Jeremy knew how hard things were for me. He got daily updates seeing as how we talked almost daily.
So when I got to the ER, I called Jeremy.
He answered, "Hey, sweetie!"
"I'm in the emergency room."
"Good for you! I'm proud of you for taking care of yourself!"
Isn't he amazing?
A few days later, I texted him something. Something that was bursting inside of me. I had to let it out.
"Jeremy, I think I'm in love with you."
It felt right. It felt so right when I hit send.
His reply, "I know."
Later he called and apologized because he thought it was a douchey response. I told him it made me cackle, and it was a perfect Jeremy response, and no apology necessary.
During that phone call, he said, "I love you back."
I was doing that Barney-kid-actor smile again.
I told him that I wanted that phrase to remain special.
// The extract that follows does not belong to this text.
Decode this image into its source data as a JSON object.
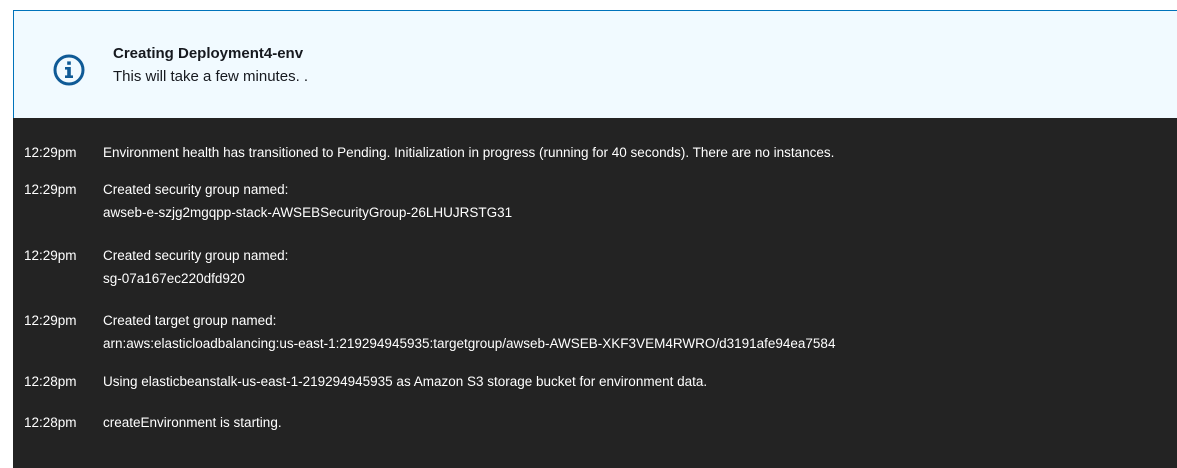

No need to say it all the time. I don't need to hear it everyday. I don't want it to lose its meaning.
So when we were ending the call, I said goodbye, and again in perfect Jeremy fashion, he said, "K, bye! I love...stuff..."
It became our thing for a while.
Well, the tour had a pit stop in Cedar a few days later. As soon as he texted that they'd arrived, I jumped in my car and drove.
When I walked in, he was brushing his teeth. Jeremy brushes his teeth for no less than 8 1/2 minutes. I'm like, "Jer! Stop brushing your teeth! You're killing me!"
Once he stopped he grabbed me, put his arms around me, and acted like he wasn't gonna let go. The feeling was indescribable- to feel loved that much.
We went to his bed. I lied down, and he put his head on my tummy. It was quiet for a few minutes. We were just lying there in lovely, quiet bliss. Reunited.
He took a deep breath, exhaled, and said "I love you." The way he said it was like, Thank you. Thank you for being here when I got back. And thank you for loving me.
His head was still on my tummy, so he didn't know I was crying.
I left only a few minutes later, because I had to get back to...something (who knows). Before I left, I wanted to say it. Out loud. In person. I was scared. But I wanted to say it. Because I did love him. I loved him so much. Being with him in that silence made my heart burn. Burn is the only word to describe it.
He was now lying on the bed on his back with his eyes closed. Sitting on the bed next to him, I kissed him over and over. Then right before I left, I whispered, "I love you." And I cried again.